As duas últimas saídas, no âmbito do projeto "Um sem-abrigo, um amigo", foram na zona de Santa Apolónia. O percurso de intervenção inicia junto ao cais fluvial no Terreiro do Paço, segue-se até ao Campo das Cebolas, depois vai-se até à estação de comboios em Santa Apolónia e, por último, ao viaduto junto da ciclovia ao pé do Lux. No cais fluvial e no viaduto não temos encontrado ninguém. No Campo das Cebolas há pouca gente e os poucos que encontramos são, na sua maioria, arrumadores de carros. É junto à estação de Santa Apolónia que encontramos mais pessoas. Há várias associações a pararem por lá, fornecendo refeições e agasalhos. 

As pessoas que encontramos na rua são muito afáveis e querem sempre conversar. Muitas dirigem-se  a nós para saberem quem somos e o que faz a ACA. Por vezes somos abordados por pessoas que nos perguntam se temos comida. Quando respondemos que apenas temos chá e conversa para oferecer eles aceitam um copo de chá e ficam à conversa um pouco connosco. 

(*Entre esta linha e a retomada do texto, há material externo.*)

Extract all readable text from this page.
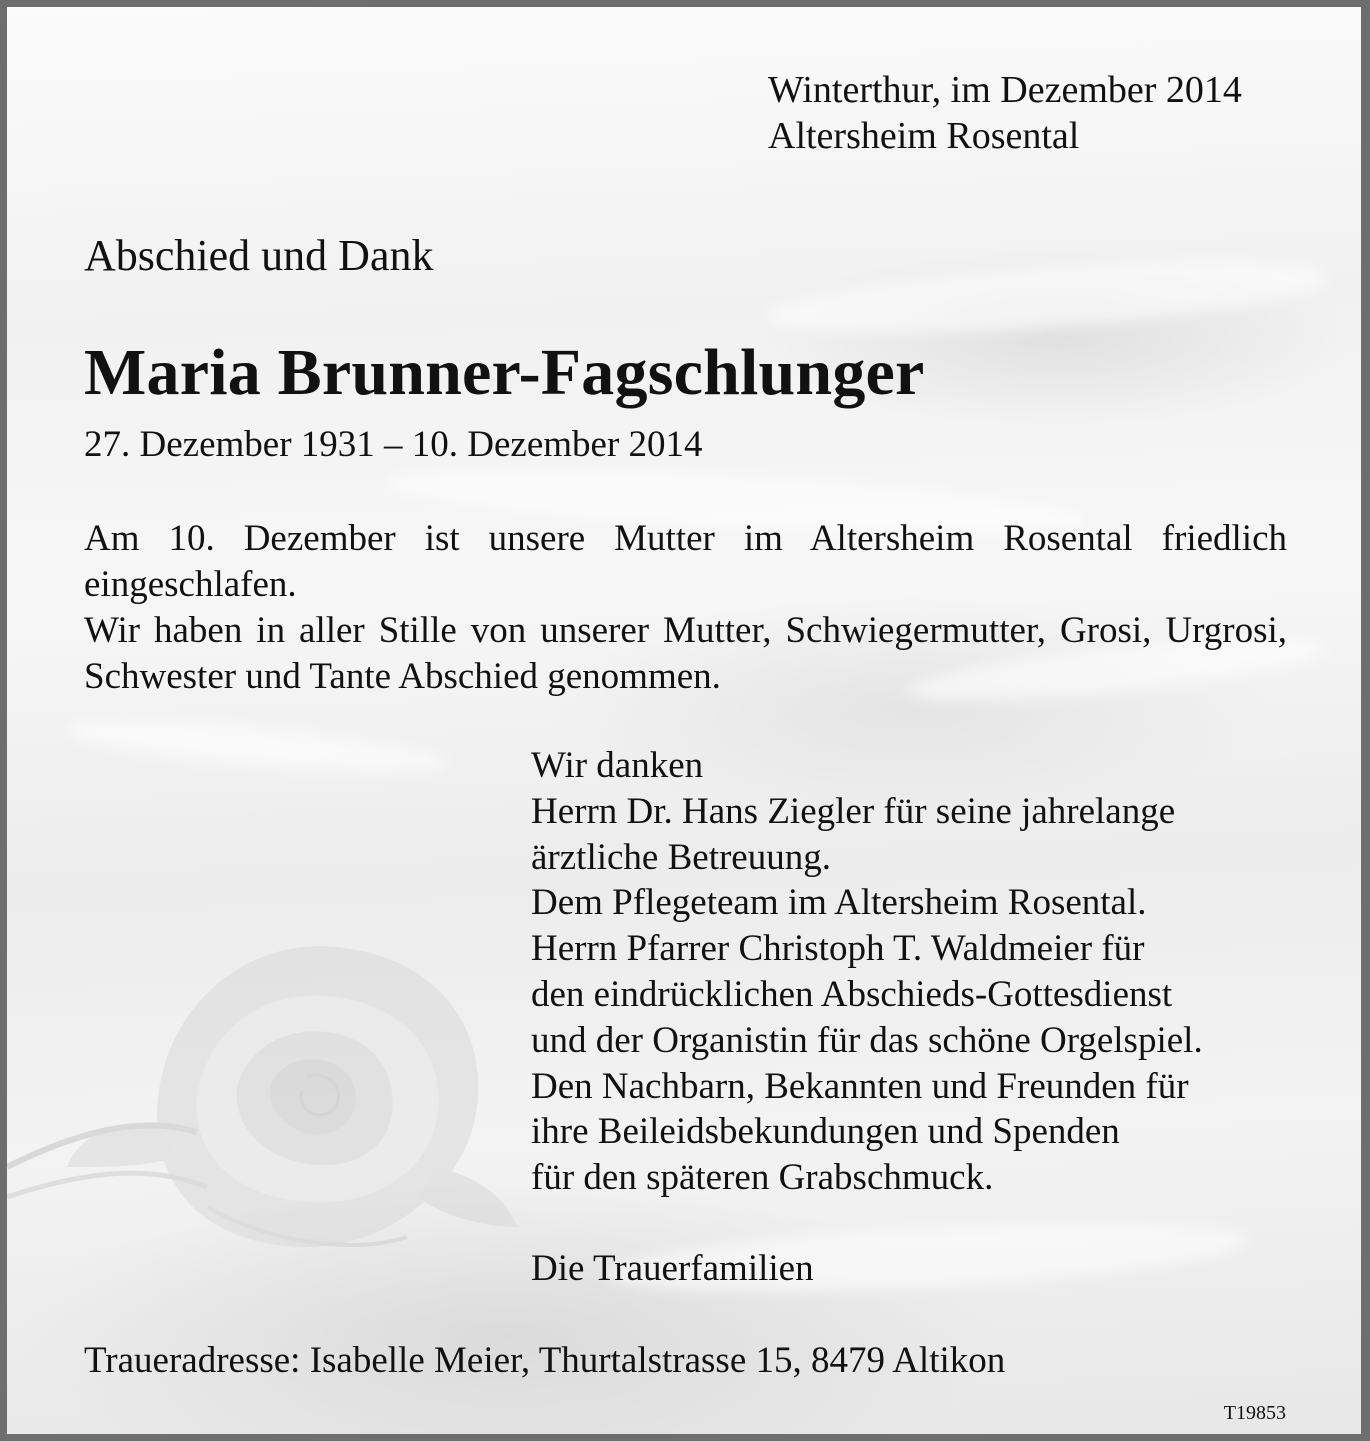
Winterthur, im Dezember 2014
Altersheim Rosental
Abschied und Dank
Maria Brunner-Fagschlunger
27. Dezember 1931 – 10. Dezember 2014

Am 10. Dezember ist unsere Mutter im Altersheim Rosental friedlich eingeschlafen.

Wir haben in aller Stille von unserer Mutter, Schwiegermutter, Grosi, Urgrosi, Schwester und Tante Abschied genommen.

Wir danken
Herrn Dr. Hans Ziegler für seine jahrelange
ärztliche Betreuung.
Dem Pflegeteam im Altersheim Rosental.
Herrn Pfarrer Christoph T. Waldmeier für
den eindrücklichen Abschieds-Gottesdienst
und der Organistin für das schöne Orgelspiel.
Den Nachbarn, Bekannten und Freunden für
ihre Beileidsbekundungen und Spenden
für den späteren Grabschmuck.
Die Trauerfamilien
Traueradresse: Isabelle Meier, Thurtalstrasse 15, 8479 Altikon
T19853
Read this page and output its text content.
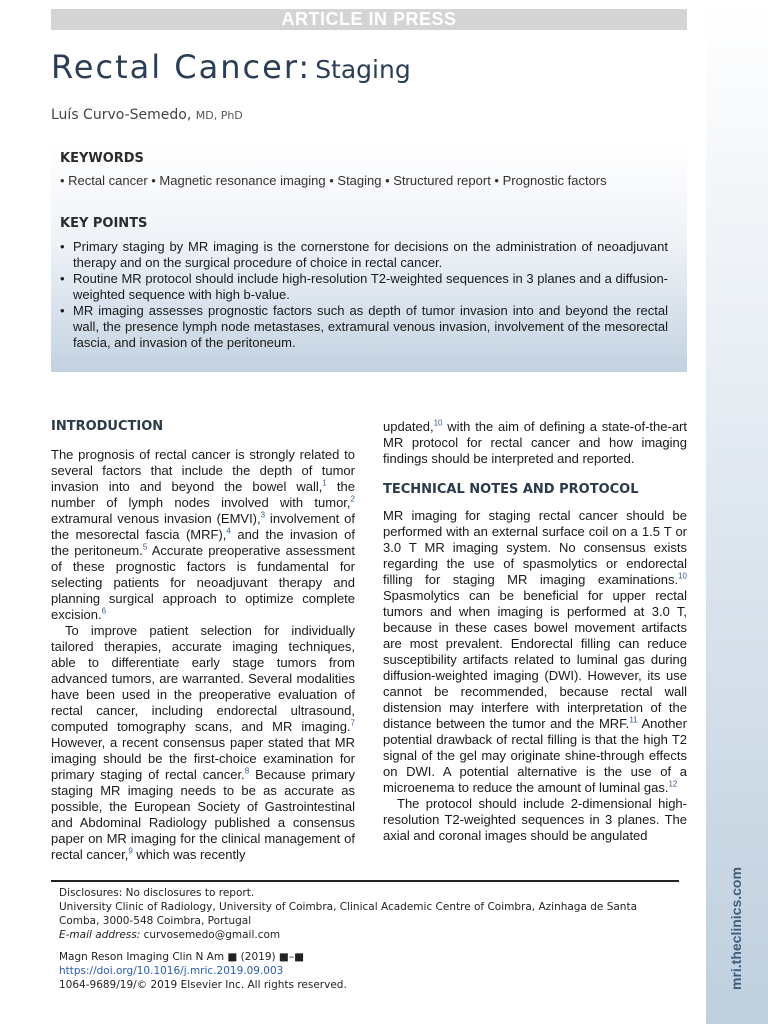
ARTICLE IN PRESS
mri.theclinics.com
Rectal Cancer: Staging
Luís Curvo-Semedo, MD, PhD
KEYWORDS
• Rectal cancer • Magnetic resonance imaging • Staging • Structured report • Prognostic factors
KEY POINTS
• Primary staging by MR imaging is the cornerstone for decisions on the administration of neoadjuvant therapy and on the surgical procedure of choice in rectal cancer.
• Routine MR protocol should include high-resolution T2-weighted sequences in 3 planes and a diffusion-weighted sequence with high b-value.
• MR imaging assesses prognostic factors such as depth of tumor invasion into and beyond the rectal wall, the presence lymph node metastases, extramural venous invasion, involvement of the mesorectal fascia, and invasion of the peritoneum.
INTRODUCTION

The prognosis of rectal cancer is strongly related to several factors that include the depth of tumor invasion into and beyond the bowel wall,$^1$ the number of lymph nodes involved with tumor,$^2$ extramural venous invasion (EMVI),$^3$ involvement of the mesorectal fascia (MRF),$^4$ and the invasion of the peritoneum.$^5$ Accurate preoperative assessment of these prognostic factors is fundamental for selecting patients for neoadjuvant therapy and planning surgical approach to optimize complete excision.$^6$

To improve patient selection for individually tailored therapies, accurate imaging techniques, able to differentiate early stage tumors from advanced tumors, are warranted. Several modalities have been used in the preoperative evaluation of rectal cancer, including endorectal ultrasound, computed tomography scans, and MR imaging.$^7$ However, a recent consensus paper stated that MR imaging should be the first-choice examination for primary staging of rectal cancer.$^8$ Because primary staging MR imaging needs to be as accurate as possible, the European Society of Gastrointestinal and Abdominal Radiology published a consensus paper on MR imaging for the clinical management of rectal cancer,$^9$ which was recently

updated,$^{10}$ with the aim of defining a state-of-the-art MR protocol for rectal cancer and how imaging findings should be interpreted and reported.

TECHNICAL NOTES AND PROTOCOL

MR imaging for staging rectal cancer should be performed with an external surface coil on a 1.5 T or 3.0 T MR imaging system. No consensus exists regarding the use of spasmolytics or endorectal filling for staging MR imaging examinations.$^{10}$ Spasmolytics can be beneficial for upper rectal tumors and when imaging is performed at 3.0 T, because in these cases bowel movement artifacts are most prevalent. Endorectal filling can reduce susceptibility artifacts related to luminal gas during diffusion-weighted imaging (DWI). However, its use cannot be recommended, because rectal wall distension may interfere with interpretation of the distance between the tumor and the MRF.$^{11}$ Another potential drawback of rectal filling is that the high T2 signal of the gel may originate shine-through effects on DWI. A potential alternative is the use of a microenema to reduce the amount of luminal gas.$^{12}$

The protocol should include 2-dimensional high-resolution T2-weighted sequences in 3 planes. The axial and coronal images should be angulated

Disclosures: No disclosures to report.
University Clinic of Radiology, University of Coimbra, Clinical Academic Centre of Coimbra, Azinhaga de Santa Comba, 3000-548 Coimbra, Portugal
E-mail address: curvosemedo@gmail.com
Magn Reson Imaging Clin N Am ■ (2019) ■–■
https://doi.org/10.1016/j.mric.2019.09.003
1064-9689/19/© 2019 Elsevier Inc. All rights reserved.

Noto uma onda de solidariedade entre as várias pessoas que ali se encontram. Partilham não só, entre si, refeições e agasalhos, mas também afectos. As pessoas que temos encontrado não perderam a capacidade de sorrir e de rir. 

Ontem apesar do frio que quase nos congelava os ossos levámos os nossos corações bem quentinhos de regresso a casa.

28.10.15

Campanha Cacifos Solidários

Vamos apoiar esta causa!


Fica aqui o link para contribuírem com o que puderem para a obtenção de Cacifos Solidários para a área de Lisboa. Os Cacifos Solidários, já existentes na zona de Arroios, são uma forma de garantir que pessoas em situação de sem-abrigo possam guardar os seus haveres. É uma forma de responsabilização que acarreta também o acompanhamento das pessoas por técnicos especializados. Para muitos este poderá ser o primeiro passo para sair da rua.  



 
A ACA (Associação Conversa Amiga) necessita de atingir o valor de 5,000 euros. Apoiem. Contribuam! 1 euro pode fazer toda a diferença.

24.10.15

em dias cinzentos ao pé do mar





Fui tomar o pequeno-almoço junto ao mar. Pouco depois, um amigo juntou-se a mim. Ficámos horas à conversa. O mar agitado, a chuva miudinha e as confidências de quem se conhece há anos. É uma excelente maneira de se iniciar o fim de semana!

22.10.15

baterias em baixo

Desde 2010, ano em que tive aquela gravíssima crise de anemia que volta e meia não me sinto lá grande coisa. Noto que me canso com facilidade. Aguento as rotinas diárias exigentes quando estou a trabalhar, mas no final do dia estou exausta e já não me dedico a mais nenhuma actividade.

Numa ida recente ao médico de família, para levar análises, ele quis saber se havia um historial de anemia na família. Pediu-me para fazer novas análises (hemoglobina e ferro) para perceber o que se passa e saber qual a terapêutica a aplicar. Na próxima semana vou buscar os resultados e depois é marcar nova consulta. Veremos se a coisa melhora e me venho a sentir mais energética para aproveitar melhor os dias com, por exemplo, um passeio de bicicleta.

Ao fim do dia opto por vir para casa ou ir até ao bar da praia ou a outro local sossegado onde possa estar por um bocado sozinha. Sinto necessidade de relaxar e recuperar energias. 

Amanhã é um novo dia. E tenho de estar preparada para os novos desafios!